This discussion has been locked.
You can no longer post new replies to this discussion. If you have a question you can start a new discussion

Vectorizing Compiler

Note: This was originally posted on 29th June 2010 at http://forums.arm.com

Hi,

Please see the following tool chain

CPP=arm-none-linux-gnueabi-gcc
SWS=-march=armv7-a -mtune=cortex-a8 -mfpu=neon -mfloat-abi=softfp -flax-vector-conversions
Target is beegle board

How can i disable the vectorization.
If i give the above tool chain, it will create a default vectorized code for the given C source
if i write the NEON C intrinsics then will the compiler overrides its optimization and use the programmer neon direction.

Please help me to solve the doubts
  • Note: This was originally posted on 30th June 2010 at http://forums.arm.com

    How can i disable the vectorization.


    I can't tell what version of gcc you are using from the information above (gcc --version), but in recent versions, using '-O3' implies '-ftree-vectorize'.  Are you using '-O3'?

    If you want to disable vectorization then you probably want to use '-fno-tree-vectorize'.

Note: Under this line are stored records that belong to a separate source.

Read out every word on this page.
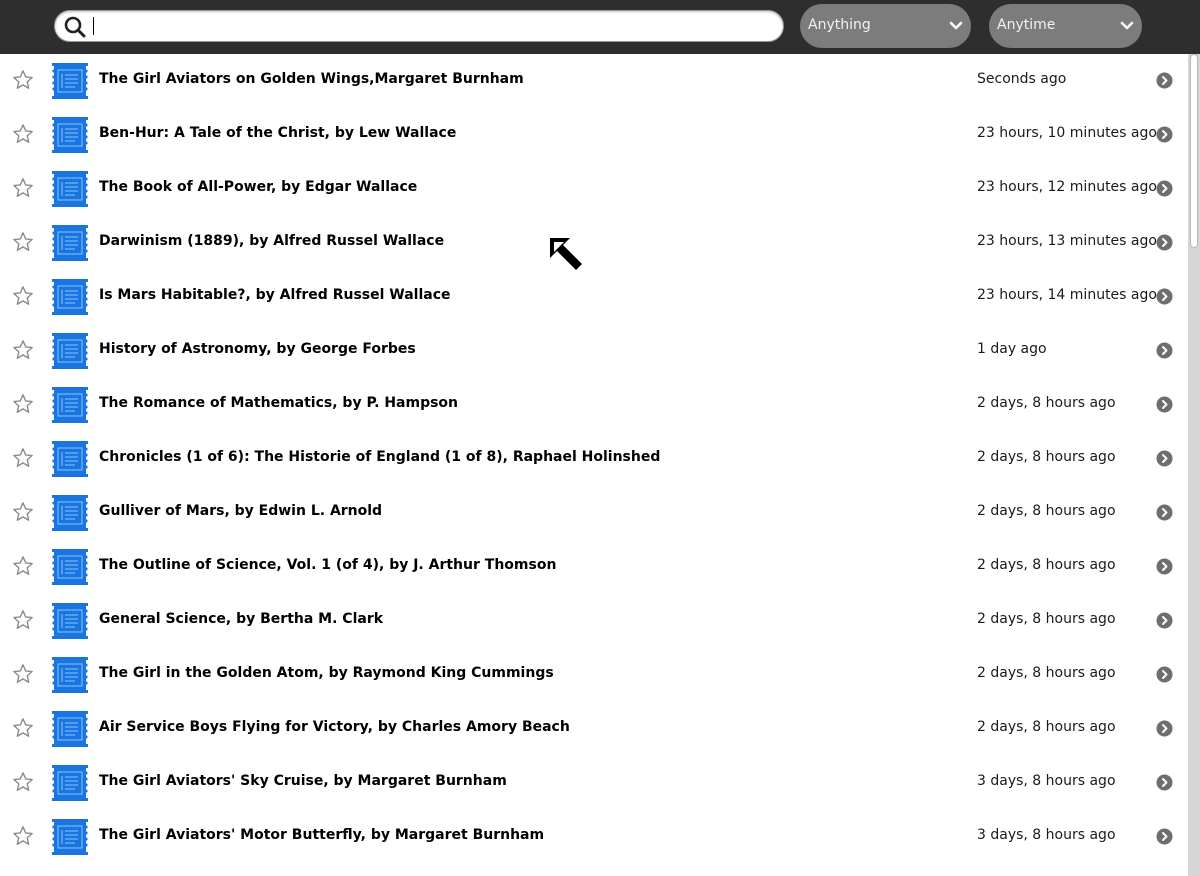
Anything	Anytime
The Girl Aviators on Golden Wings,Margaret Burnham	Seconds ago
Ben-Hur: A Tale of the Christ, by Lew Wallace	23 hours, 10 minutes ago
The Book of All-Power, by Edgar Wallace	23 hours, 12 minutes ago
Darwinism (1889), by Alfred Russel Wallace	23 hours, 13 minutes ago
Is Mars Habitable?, by Alfred Russel Wallace	23 hours, 14 minutes ago
History of Astronomy, by George Forbes	1 day ago
The Romance of Mathematics, by P. Hampson	2 days, 8 hours ago
Chronicles (1 of 6): The Historie of England (1 of 8), Raphael Holinshed	2 days, 8 hours ago
Gulliver of Mars, by Edwin L. Arnold	2 days, 8 hours ago
The Outline of Science, Vol. 1 (of 4), by J. Arthur Thomson	2 days, 8 hours ago
General Science, by Bertha M. Clark	2 days, 8 hours ago
The Girl in the Golden Atom, by Raymond King Cummings	2 days, 8 hours ago
Air Service Boys Flying for Victory, by Charles Amory Beach	2 days, 8 hours ago
The Girl Aviators' Sky Cruise, by Margaret Burnham	3 days, 8 hours ago
The Girl Aviators' Motor Butterfly, by Margaret Burnham	3 days, 8 hours ago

    I'm curious:  why do you want to disable vectorization?
  • Note: This was originally posted on 1st July 2010 at http://forums.arm.com

    [...]
    Then in my IMViewer application i take the performence of both versions
    the code fragment is given below

    [...]
    void main(int argc, char**argv)
    {
      gettimeofday(&First, NULL);
      [...]
    }


    I'd suggest using 'times()' or 'getrusage(RUSAGE_SELF, ...)' instead of 'gettimeofday()' since gettimeofday will be measuing other processes, too, not just yours.  The other functions should be less suseptible to interference from outside sources and give you more consistent numbers.  But it may not make much difference on a quiet system.

    And the pedant in me says, that should be 'int main() { ... return 0; }'  -- 'void main() { ... }' isn't really legal.  But that's not causing any timing difference.

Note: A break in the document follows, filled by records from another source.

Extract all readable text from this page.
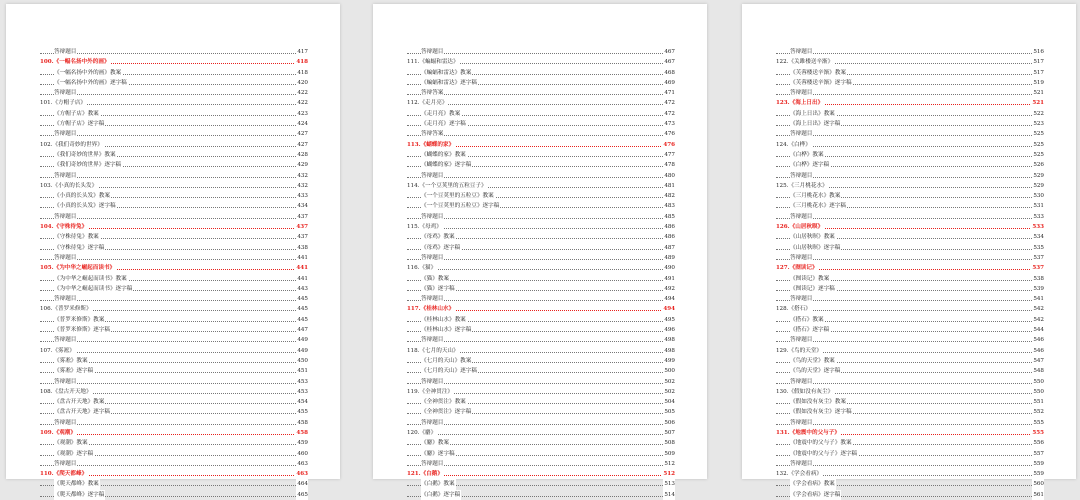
答辩题目	417
100.《一幅名扬中外的画》	418
《一幅名扬中外的画》教案	418
《一幅名扬中外的画》逐字稿	420
答辩题目	422
101.《方帽子店》	422
《方帽子店》教案	423
《方帽子店》逐字稿	424
答辩题目	427
102.《我们奇妙的世界》	427
《我们奇妙的世界》教案	428
《我们奇妙的世界》逐字稿	429
答辩题目	432
103.《小真的长头发》	432
《小真的长头发》教案	433
《小真的长头发》逐字稿	434
答辩题目	437
104.《守株待兔》	437
《守株待兔》教案	437
《守株待兔》逐字稿	438
答辩题目	441
105.《为中华之崛起而读书》	441
《为中华之崛起而读书》教案	441
《为中华之崛起而读书》逐字稿	443
答辩题目	445
106.《普罗米修斯》	445
《普罗米修斯》教案	445
《普罗米修斯》逐字稿	447
答辩题目	449
107.《雾凇》	449
《雾凇》教案	450
《雾凇》逐字稿	451
答辩题目	453
108.《盘古开天地》	453
《盘古开天地》教案	454
《盘古开天地》逐字稿	455
答辩题目	458
109.《观潮》	458
《观潮》教案	459
《观潮》逐字稿	460
答辩题目	463
110.《爬天都峰》	463
《爬天都峰》教案	464
《爬天都峰》逐字稿	465
答辩题目	467
111.《蝙蝠和雷达》	467
《蝙蝠和雷达》教案	468
《蝙蝠和雷达》逐字稿	469
答辩答案	471
112.《走月亮》	472
《走月亮》教案	472
《走月亮》逐字稿	473
答辩答案	476
113.《蝴蝶的家》	476
《蝴蝶的家》教案	477
《蝴蝶的家》逐字稿	478
答辩题目	480
114.《一个豆荚里的五粒豆子》	481
《一个豆荚里的五粒豆》教案	482
《一个豆荚里的五粒豆》逐字稿	483
答辩题目	485
115.《母鸡》	486
《母鸡》教案	486
《母鸡》逐字稿	487
答辩题目	489
116.《猫》	490
《猫》教案	491
《猫》逐字稿	492
答辩题目	494
117.《桂林山水》	494
《桂林山水》教案	495
《桂林山水》逐字稿	496
答辩题目	498
118.《七月的天山》	498
《七月的天山》教案	499
《七月的天山》逐字稿	500
答辩题目	502
119.《全神贯注》	502
《全神贯注》教案	504
《全神贯注》逐字稿	505
答辩题目	506
120.《麝》	507
《麝》教案	508
《麝》逐字稿	509
答辩题目	512
121.《白鹅》	512
《白鹅》教案	513
《白鹅》逐字稿	514
答辩题目	516
122.《关雎楼送辛渐》	517
《芙蓉楼送辛渐》教案	517
《芙蓉楼送辛渐》逐字稿	519
答辩题目	521
123.《海上日出》	521
《海上日出》教案	522
《海上日出》逐字稿	523
答辩题目	525
124.《白桦》	525
《白桦》教案	525
《白桦》逐字稿	526
答辩题目	529
125.《三月桃花水》	529
《三月桃花水》教案	530
《三月桃花水》逐字稿	531
答辩题目	533
126.《山居秋暝》	533
《山居秋暝》教案	534
《山居秋暝》逐字稿	535
答辩题目	537
127.《囫读记》	537
《囫读记》教案	538
《囫读记》逐字稿	539
答辩题目	541
128.《搭石》	542
《搭石》教案	542
《搭石》逐字稿	544
答辩题目	546
129.《鸟的天堂》	546
《鸟的天堂》教案	547
《鸟的天堂》逐字稿	548
答辩题目	550
130.《假如没有灰尘》	550
《假如没有灰尘》教案	551
《假如没有灰尘》逐字稿	552
答辩题目	555
131.《地震中的父与子》	555
《地震中的父与子》教案	556
《地震中的父与子》逐字稿	557
答辩题目	559
132.《学会看病》	559
《学会看病》教案	560
《学会看病》逐字稿	561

    But sadly the performance for version 2 is not good. It is near to C version. I don't spot
    what is the problem here !


    Since you're specifying -O3 for the C version, gcc may be doing vectoriztion.  You can add -ftree-vectorizer-verbose=2 and look for 'LOOP VECTORIZED' in gcc's messages.  Or you can 'arm-...-objdump -d' the .o file (or even the executable?) and look for the vector instructions.


    Following doubts still exists

    1. Will i can configure the L1 and L2 cache size of OS kernel?

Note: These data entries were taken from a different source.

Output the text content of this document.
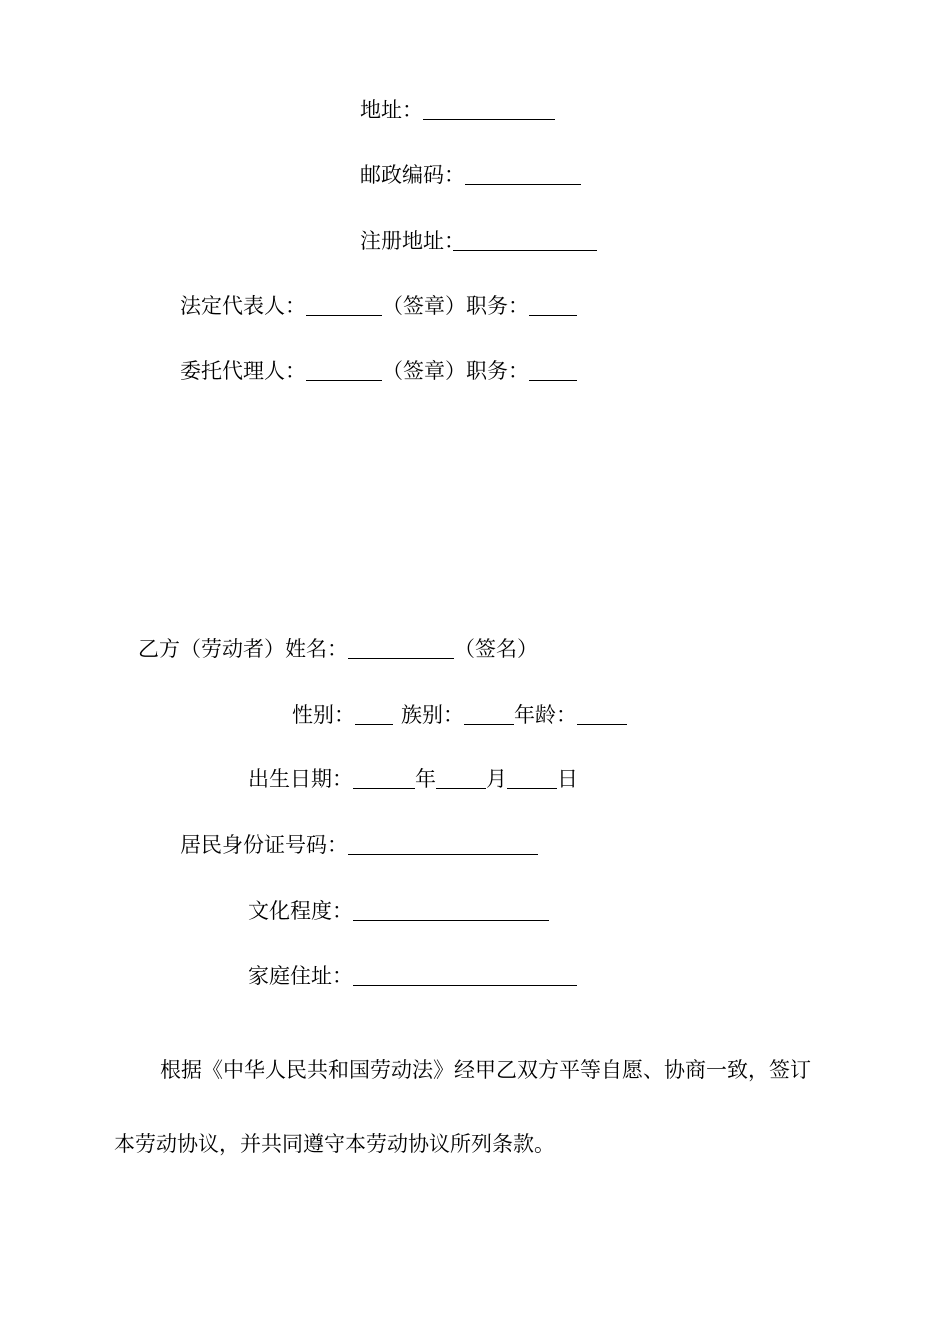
地址：
邮政编码：
注册地址：
法定代表人：	（签章）职务：
委托代理人：	（签章）职务：
乙方（劳动者）姓名：	（签名）
性别： 族别： 年龄：
出生日期：	年 月 日
居民身份证号码：
文化程度：
家庭住址：
根据《中华人民共和国劳动法》经甲乙双方平等自愿、协商一致，签订
本劳动协议，并共同遵守本劳动协议所列条款。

    No, the kernel should enable and deal with the caches -- that's part of it's job.

    2. Is there any hand  written assembly is needed for enable the Neon processor of beegle board

    That's also the kernel's job.  If you executed a NEON instruction with a kernel that had NEON disabled, I'd expect your process to killed by SIGILL.  'uname -a' will tell us the kernel version number.

    3. My gcc version is Red Hat 3.4.4-2

    That looks like the host compiler.  I should have said 'arm-none-linux-gnueabi-gcc --version'
  • Note: This was originally posted on 7th July 2010 at http://forums.arm.com

    Dear scott,

    the tool chain  version is given below

    (2007q3-51) 4.2.1

    will i get neon performance by this version of tool chain !

    I have one doubt will my code can enter the cache memory..?

    The OS critical module can use the cache all the time.?

    Dave
  • Note: This was originally posted on 12th July 2010 at http://forums.arm.com

    the tool chain  version is given below

    (2007q3-51) 4.2.1

    will i get neon performance by this version of tool chain !


    I expect that if you are using '-O3 -mcpu=cortex-a8 -mfpu=neon -mfloat-abi=softfp' that 2007q3-51 will try to vectorize.  You can use objdump to find out how well it is doing.  You should probably consider using 2010q1 as it's 2.5 years newer.

    I have one doubt will my code can enter the cache memory..?

    The OS critical module can use the cache all the time.?


    Your code will share the cache with other processes and the OS.  If the OS and other processes aren't executing much then your code should stay in the cache (if it fits).